By Stefan Töpfer on Nov 01, 2007

I’m sure you have some expertise in a special (niche) field, it could be something to do with your training and education, or a hobby you really enjoy.

You can make money with this niche knowledge, and the boorstrapper blog has a post today on how to do that. Raj has posted a great list with an easy step-by step guide on how to build your authority and it centers around setting up a website and blog, nothing could be easier, even if you are not a tech. geek. This type of small business venture is extremely ego-friendly too.

I find this kind of entrepreneurship especially useful for parents at home. Just think about the number of highly skilled moms and dads at home enjoying parenthood, but wishing at the same time they could stay on top of their professional game. This is a fun, flexible way to stay involved and great for any CV should you ever want to go back to work for someone else - although I doubt that very much.

Long before you make it into the top 100 blogs of just about anything, you will find people willing to pay you money for ads, white papers, speaking at events, invite you to product launches, etc. - you will be an authority in your field, it’s just a question of time and passion.
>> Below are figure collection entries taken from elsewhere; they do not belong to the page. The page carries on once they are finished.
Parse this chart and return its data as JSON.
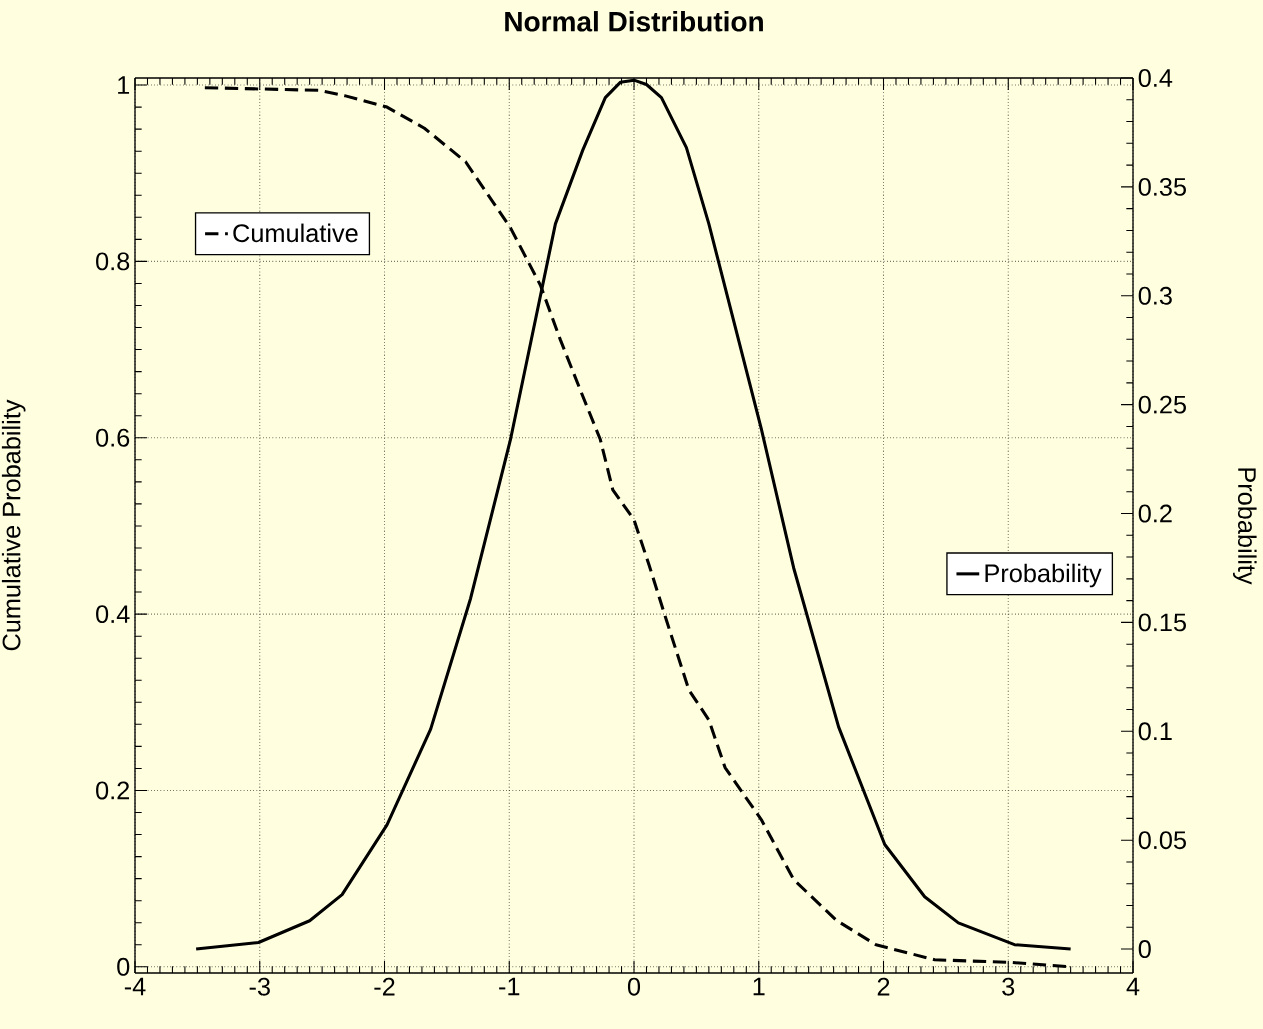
{
  "chart_data": {
    "type": "line",
    "title": "Normal Distribution",
    "ylabel": "Cumulative Probability",
    "y2label": "Probability",
    "xlim": [
      -4,
      4
    ],
    "xticks": [
      -4,
      -3,
      -2,
      -1,
      0,
      1,
      2,
      3,
      4
    ],
    "ylim": [
      -0.007,
      1.008
    ],
    "yticks": [
      0,
      0.2,
      0.4,
      0.6,
      0.8,
      1
    ],
    "y2lim": [
      -0.011,
      0.4
    ],
    "y2ticks": [
      0,
      0.05,
      0.1,
      0.15,
      0.2,
      0.25,
      0.3,
      0.35,
      0.4
    ],
    "grid": true,
    "legend": "top left",
    "marker": "none",
    "series": [
      {
        "name": "Cumulative",
        "color": "#000000",
        "line_style": "dashed",
        "x": [
          -3.44,
          -2.52,
          -2.32,
          -1.98,
          -1.68,
          -1.35,
          -0.99,
          -0.75,
          -0.59,
          -0.43,
          -0.27,
          -0.17,
          0,
          0.12,
          0.26,
          0.44,
          0.6,
          0.73,
          1.02,
          1.28,
          1.62,
          1.94,
          2.41,
          3.02,
          3.5
        ],
        "values": [
          0.997,
          0.994,
          0.988,
          0.975,
          0.951,
          0.913,
          0.838,
          0.773,
          0.711,
          0.654,
          0.598,
          0.541,
          0.507,
          0.456,
          0.393,
          0.314,
          0.28,
          0.226,
          0.167,
          0.099,
          0.053,
          0.025,
          0.008,
          0.005,
          0
        ]
      },
      {
        "name": "Probability",
        "color": "#000000",
        "line_style": "solid",
        "axis": "y2",
        "x": [
          -3.51,
          -3.01,
          -2.6,
          -2.34,
          -1.98,
          -1.63,
          -1.31,
          -0.99,
          -0.63,
          -0.41,
          -0.23,
          -0.11,
          0,
          0.1,
          0.22,
          0.42,
          0.6,
          1.02,
          1.28,
          1.64,
          2.01,
          2.33,
          2.6,
          3.05,
          3.5
        ],
        "values": [
          0,
          0.003,
          0.013,
          0.025,
          0.057,
          0.101,
          0.161,
          0.234,
          0.333,
          0.367,
          0.391,
          0.398,
          0.399,
          0.397,
          0.391,
          0.368,
          0.333,
          0.239,
          0.175,
          0.102,
          0.048,
          0.024,
          0.012,
          0.002,
          0
        ]
      }
    ]
  }
}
You do not necessarily have to be that good at writing itself (look at me!), use a spell-checker - but be passionate about your topic and people will read your blog and respond. It is the a great feeling to communicate with your readers world-wide.

One final point, blogs are being sold like hot-cakes for serious amounts of money these days, do not under estimate the selling potential of a venture like this!

So just one question then - what are you an Authority in - tell me, I will read it? Setup and running cost for this, $20/£10 per month. ST.